Friday, February 08, 2008

The Members of the Waugh Family

{Auberon, Alexander, and Evelyn Waugh at home in 1965. The cigar is, so far as I know, just a cigar.}

At the risk of unintentionally turning this into Evelyn Waugh Week . . . and at the further risk of permanently alienating whatever small portion of my small readership has any taste or good sense . . . . I think I have to--I see no other course but to--write about some of the members of the Waugh family's . . . members.


See, despite Alexander Waugh's acknowledgment of the problematic nature of familial nudity--
I never saw my father's bare arse or his exposed genitals and am glad of that, as a glance at either might have traumatised me for life
--his Fathers and Sons: The Autobiography of a Family (2004) is chock full of, if not descriptions of, then at least information about, Waugh family units.

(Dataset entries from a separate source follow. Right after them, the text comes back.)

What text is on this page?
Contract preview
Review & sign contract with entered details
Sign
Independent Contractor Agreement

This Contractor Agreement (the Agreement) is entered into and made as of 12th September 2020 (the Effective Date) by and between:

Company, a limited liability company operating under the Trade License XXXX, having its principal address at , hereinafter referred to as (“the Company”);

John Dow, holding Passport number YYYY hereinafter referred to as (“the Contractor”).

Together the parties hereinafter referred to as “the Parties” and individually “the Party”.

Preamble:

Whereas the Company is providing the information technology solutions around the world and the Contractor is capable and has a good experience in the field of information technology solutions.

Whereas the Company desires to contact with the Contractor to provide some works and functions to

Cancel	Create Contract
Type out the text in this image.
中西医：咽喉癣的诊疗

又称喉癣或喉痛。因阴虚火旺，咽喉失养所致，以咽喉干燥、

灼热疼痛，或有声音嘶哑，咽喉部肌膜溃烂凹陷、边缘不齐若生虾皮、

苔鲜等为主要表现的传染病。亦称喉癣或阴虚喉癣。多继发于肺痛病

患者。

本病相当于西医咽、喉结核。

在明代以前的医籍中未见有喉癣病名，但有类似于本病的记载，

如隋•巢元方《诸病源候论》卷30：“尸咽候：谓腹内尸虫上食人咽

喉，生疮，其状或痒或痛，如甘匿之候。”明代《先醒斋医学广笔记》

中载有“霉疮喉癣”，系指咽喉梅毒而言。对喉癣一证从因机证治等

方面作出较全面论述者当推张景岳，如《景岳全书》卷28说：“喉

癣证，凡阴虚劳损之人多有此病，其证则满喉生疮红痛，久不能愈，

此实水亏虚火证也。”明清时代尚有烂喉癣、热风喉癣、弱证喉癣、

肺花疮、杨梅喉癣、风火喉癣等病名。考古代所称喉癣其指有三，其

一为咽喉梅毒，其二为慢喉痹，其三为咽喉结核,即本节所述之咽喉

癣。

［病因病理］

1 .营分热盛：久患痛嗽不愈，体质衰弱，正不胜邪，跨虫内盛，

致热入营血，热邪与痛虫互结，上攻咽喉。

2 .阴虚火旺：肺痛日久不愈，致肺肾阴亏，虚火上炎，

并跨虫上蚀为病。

A blogger with a sense of decency would pass over those moments in this heartfelt and amusing book in silence, or at most would dignify them with a quiet "Harrumph" or two. But decency be damned--they're too horridly entertaining to ignore!

Take, for example, this demonstration of the unintended consequences of punishment, from the schooldays of Alexander's great-uncle Alec Waugh:
One day he was caught misbehaving and, by way of punishment, was ordered to spend the night kneeling on the stone floor of the school chapel. It was there that he first worked out how to masturbate.
Surely Alexander's grandfather Evelyn would have appreciated that nicely chosen "worked out," with its whiff of remembered furtive experimentation. For his own part, Evelyn later wrote to a friend that he was "reading all the case studies in Havelock Ellis and frigging too much."

Then there's the official horror provoked by the discovery of such illicit activity. The headmaster wrote to Alec's father, Arthur, and Arthur--whose involvement with the details of Alec's youth, at this distance in years, appears obsessive to the point of creepiness--dispatched a lengthy, moralizing letter to his son, in the midst of which is this howler of a paragraph:
And something more. The man who is addicted to self-abuse generally becomes the father of feeble and rickety children, even if he is not incapable of being a parent at all. It is an awful thought that someday you might take to a pure girl's arms a body that will avenge its own indulgences upon children yet unborn. It is a deadly thought. It must be prevented at all costs.
I understand that Arthur Waugh was writing from a sensibility rooted in the Victorian era--including its science of glands and depletion of essence and such--but masturbation must be prevented at all costs? Goodness--surely there are some remedies that even the staunchest opponent of self-defilement wouldn't countenance?

The modernity that is rooted so deeply in us reflexively argues that such a relentlessness quest to stamp out sexual expression inevitably will lead to its emergence elsewhere, in some murkier, possibly damaged form. In that vein, take note of the drawing that Alec's 8-year-old brother Evelyn commits to his diary to commemorate his appendicitis operation, which was "performed with chloroform on the kitchen table":
It shows a jubilant doctor waving scissors and a knife in the air as Evelyn is held down by his mother. Another figure (probably Arthur) bangs a chisel into his son's penis.
I don't think one has to be steeped in Freud to raise an eyebrow at that. (This takes us off the topic a bit, but I can't resist: after the operation, Waugh was bedridden for a week, and he was too weak to stand when released. Arthur
sent him to a vacated girls' school to recuperate where they forced him to undergo electric-shock and cold-water treatments.
Evelyn Waugh was a complicated, frequently unpleasant man, and his cranky awkwardness can't entirely be blamed on his bizarre childhood--but it clearly gave him a solid shove on his way.)

I'll skip over Arthur's hiring of a young woman to give him buttock massages in his old age--because it's too grotesque to contemplate--and instead move up a generation, which offers me a chance to give the memberless members of the Waugh family their nude due. (Which, clothed or not, Alexander doesn't do much of in this volume: until recently only the Waugh men wrote, so only the Waugh men get written about.) Alexander speculates whether,
in my own father's case, if his erotic sensibilities were not slightly impaired by the seminal shock of seeing (aged three) his nonagenarian step-great-great-grandmother naked in her bath. Her name was Grace Wemyss: she was his mother's mother's stepmother. "How beautiful you are looking today, Granny Grace," he is said to have said. Evelyn, oblivious to the psychological damage this grotesque spectacle might have inflicted upon his little boy, wrote proudly in his diary: "Auberon surprised her in her bath and is thus one of the very few men who can claim to have seen his great-great-grandmother in the raw."
If any of you are members of that exclusive club, I don't want to know!